ODAは言うまでもなく、納税者によって維持されている。ならば、もう少し納税者側に立脚した、新しいODA実施政策が発案されてもよい。今のODA実施政策は、納税者不在と言っても過言ではない。
筆者は、常に官民連携のODAを主張しているが、それは企業のみならず、国民、市民を巻き込んだ連携であって、経済的な連携だけを意味するものではない。新しいODAは市民の提案を巻き込んだ国民、市民レベルの官民連携型協力へ一刻も早く転換すべきである。

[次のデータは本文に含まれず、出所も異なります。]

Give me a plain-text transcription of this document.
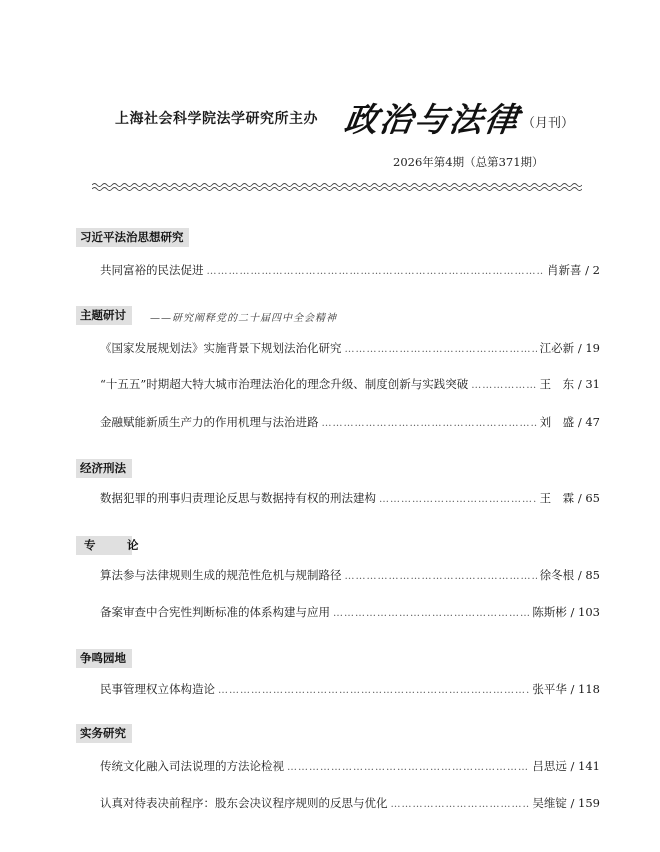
上海社会科学院法学研究所主办 政治与法律 （月刊）
2026年第4期（总第371期）
习近平法治思想研究
共同富裕的民法促进 ……………………………………………………………………………………………………………………………………………………	肖新喜 / 2
主题研讨	——研究阐释党的二十届四中全会精神
《国家发展规划法》实施背景下规划法治化研究 ……………………………………………………………………………………………………………………………………………………	江必新 / 19
“十五五”时期超大特大城市治理法治化的理念升级、制度创新与实践突破 ……………………………………………………………………………………………………………………………………………………	王　东 / 31
金融赋能新质生产力的作用机理与法治进路 ……………………………………………………………………………………………………………………………………………………	刘　盛 / 47
经济刑法
数据犯罪的刑事归责理论反思与数据持有权的刑法建构 ……………………………………………………………………………………………………………………………………………………	王　霖 / 65
专　论
算法参与法律规则生成的规范性危机与规制路径 ……………………………………………………………………………………………………………………………………………………	徐冬根 / 85
备案审查中合宪性判断标准的体系构建与应用 ……………………………………………………………………………………………………………………………………………………	陈斯彬 / 103
争鸣园地
民事管理权立体构造论 ……………………………………………………………………………………………………………………………………………………	张平华 / 118
实务研究
传统文化融入司法说理的方法论检视 ……………………………………………………………………………………………………………………………………………………	吕思远 / 141
认真对待表决前程序：股东会决议程序规则的反思与优化 ……………………………………………………………………………………………………………………………………………………	吴维锭 / 159
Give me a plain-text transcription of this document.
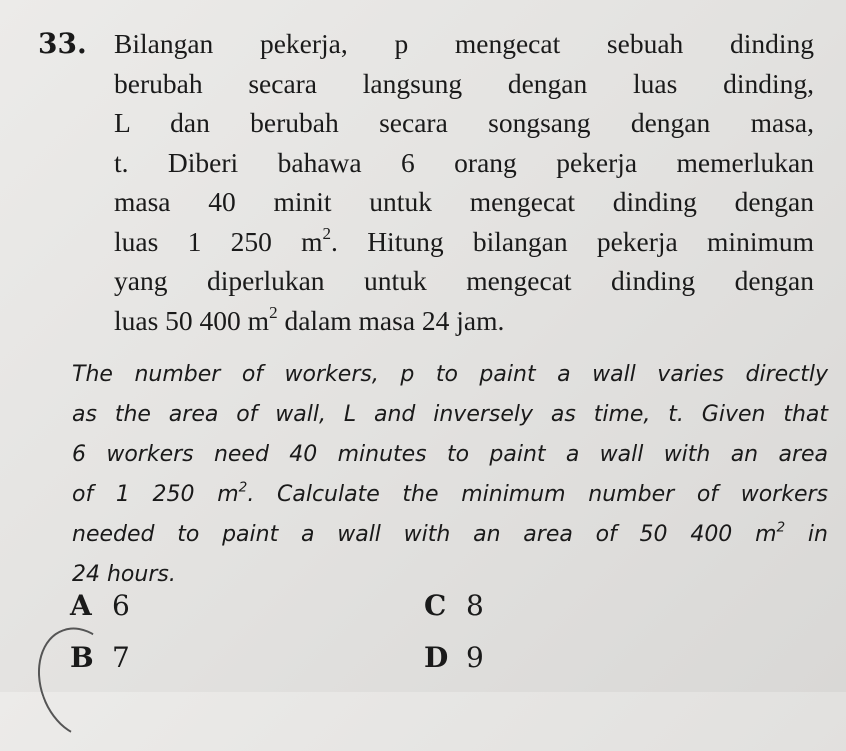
33. Bilangan pekerja, p mengecat sebuah dinding
berubah secara langsung dengan luas dinding,
L dan berubah secara songsang dengan masa,
t. Diberi bahawa 6 orang pekerja memerlukan
masa 40 minit untuk mengecat dinding dengan
luas 1 250 $m^2$. Hitung bilangan pekerja minimum
yang diperlukan untuk mengecat dinding dengan
luas 50 400 $m^2$ dalam masa 24 jam.
The number of workers, p to paint a wall varies directly
as the area of wall, L and inversely as time, t. Given that
6 workers need 40 minutes to paint a wall with an area
of 1 250 $m^2$. Calculate the minimum number of workers
needed to paint a wall with an area of 50 400 $m^2$ in
24 hours.
A 6	C 8
B 7	D 9
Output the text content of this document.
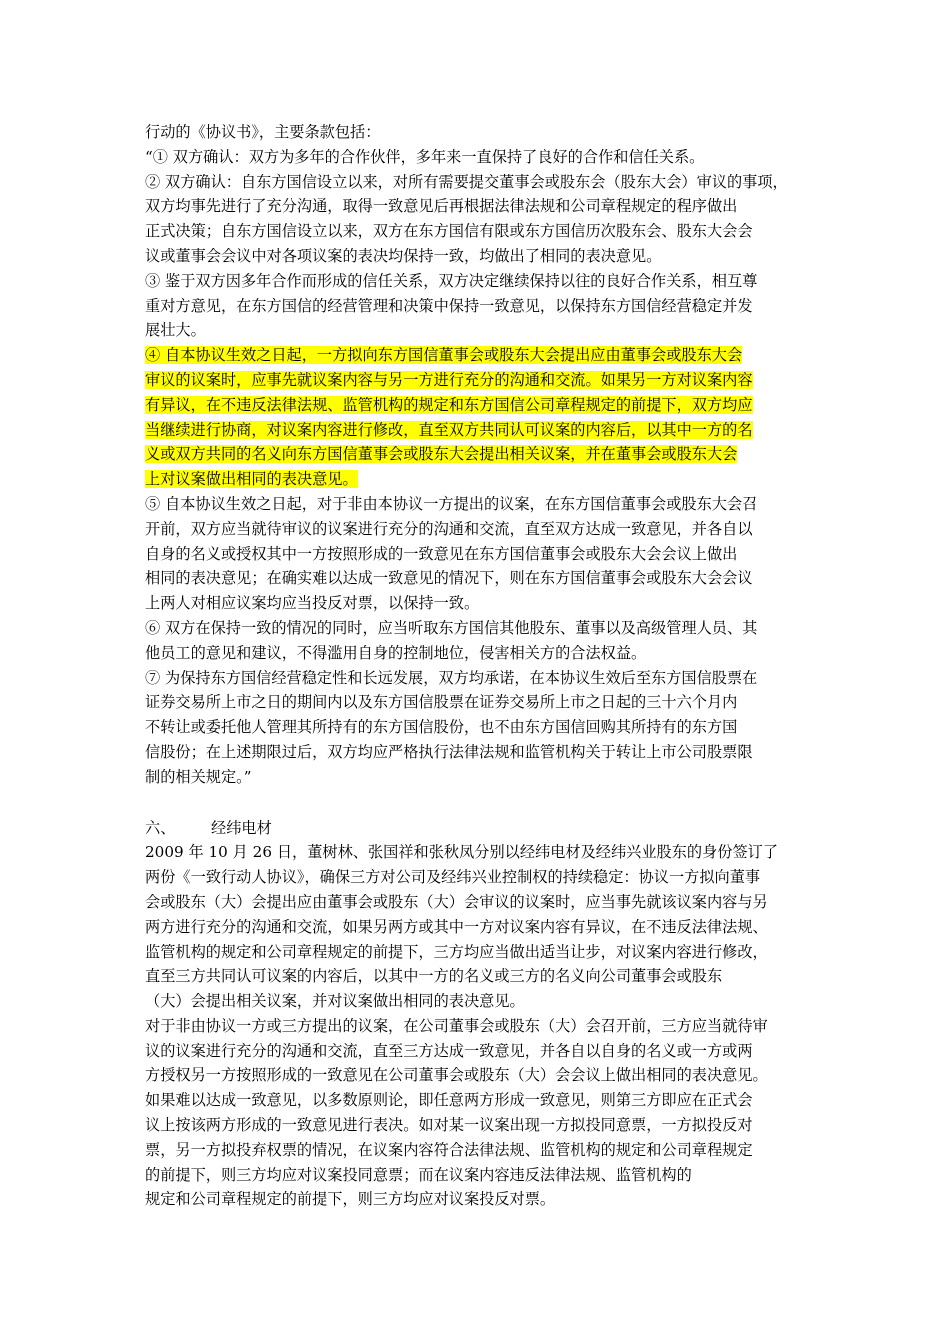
行动的《协议书》，主要条款包括：
“① 双方确认：双方为多年的合作伙伴，多年来一直保持了良好的合作和信任关系。
② 双方确认：自东方国信设立以来，对所有需要提交董事会或股东会（股东大会）审议的事项，
双方均事先进行了充分沟通，取得一致意见后再根据法律法规和公司章程规定的程序做出
正式决策；自东方国信设立以来，双方在东方国信有限或东方国信历次股东会、股东大会会
议或董事会会议中对各项议案的表决均保持一致，均做出了相同的表决意见。
③ 鉴于双方因多年合作而形成的信任关系，双方决定继续保持以往的良好合作关系，相互尊
重对方意见，在东方国信的经营管理和决策中保持一致意见，以保持东方国信经营稳定并发
展壮大。
④ 自本协议生效之日起，一方拟向东方国信董事会或股东大会提出应由董事会或股东大会
审议的议案时，应事先就议案内容与另一方进行充分的沟通和交流。如果另一方对议案内容
有异议，在不违反法律法规、监管机构的规定和东方国信公司章程规定的前提下，双方均应
当继续进行协商，对议案内容进行修改，直至双方共同认可议案的内容后，以其中一方的名
义或双方共同的名义向东方国信董事会或股东大会提出相关议案，并在董事会或股东大会
上对议案做出相同的表决意见。
⑤ 自本协议生效之日起，对于非由本协议一方提出的议案，在东方国信董事会或股东大会召
开前，双方应当就待审议的议案进行充分的沟通和交流，直至双方达成一致意见，并各自以
自身的名义或授权其中一方按照形成的一致意见在东方国信董事会或股东大会会议上做出
相同的表决意见；在确实难以达成一致意见的情况下，则在东方国信董事会或股东大会会议
上两人对相应议案均应当投反对票，以保持一致。
⑥ 双方在保持一致的情况的同时，应当听取东方国信其他股东、董事以及高级管理人员、其
他员工的意见和建议，不得滥用自身的控制地位，侵害相关方的合法权益。
⑦ 为保持东方国信经营稳定性和长远发展，双方均承诺，在本协议生效后至东方国信股票在
证券交易所上市之日的期间内以及东方国信股票在证券交易所上市之日起的三十六个月内
不转让或委托他人管理其所持有的东方国信股份，也不由东方国信回购其所持有的东方国
信股份；在上述期限过后，双方均应严格执行法律法规和监管机构关于转让上市公司股票限
制的相关规定。”
六、 经纬电材
2009 年 10 月 26 日，董树林、张国祥和张秋凤分别以经纬电材及经纬兴业股东的身份签订了
两份《一致行动人协议》，确保三方对公司及经纬兴业控制权的持续稳定：协议一方拟向董事
会或股东（大）会提出应由董事会或股东（大）会审议的议案时，应当事先就该议案内容与另
两方进行充分的沟通和交流，如果另两方或其中一方对议案内容有异议，在不违反法律法规、
监管机构的规定和公司章程规定的前提下，三方均应当做出适当让步，对议案内容进行修改，
直至三方共同认可议案的内容后，以其中一方的名义或三方的名义向公司董事会或股东
（大）会提出相关议案，并对议案做出相同的表决意见。
对于非由协议一方或三方提出的议案，在公司董事会或股东（大）会召开前，三方应当就待审
议的议案进行充分的沟通和交流，直至三方达成一致意见，并各自以自身的名义或一方或两
方授权另一方按照形成的一致意见在公司董事会或股东（大）会会议上做出相同的表决意见。
如果难以达成一致意见，以多数原则论，即任意两方形成一致意见，则第三方即应在正式会
议上按该两方形成的一致意见进行表决。如对某一议案出现一方拟投同意票，一方拟投反对
票，另一方拟投弃权票的情况，在议案内容符合法律法规、监管机构的规定和公司章程规定
的前提下，则三方均应对议案投同意票；而在议案内容违反法律法规、监管机构的
规定和公司章程规定的前提下，则三方均应对议案投反对票。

そのうち、税金だけに依存するODA(実際は大幅に削減されているが)から、市民型協力を大きく展開することで、政府ODA予算も加え、一市民や一企業の寄付をも統合して、政府のODA予算を凌駕した「国民協力基金」が創設され、市民参加レベルの開発途上国との交流や協力が大いに発展するという、夢が夢でなくなる時代がくるかもしれない。
もう筆者も古いが、わが国のODA政策もJICAなど実施機関も、古色蒼然とした世界に住んでいると言ってもよいだろう。もう古い衣をぬぎ捨てる時代がそこまで来ている。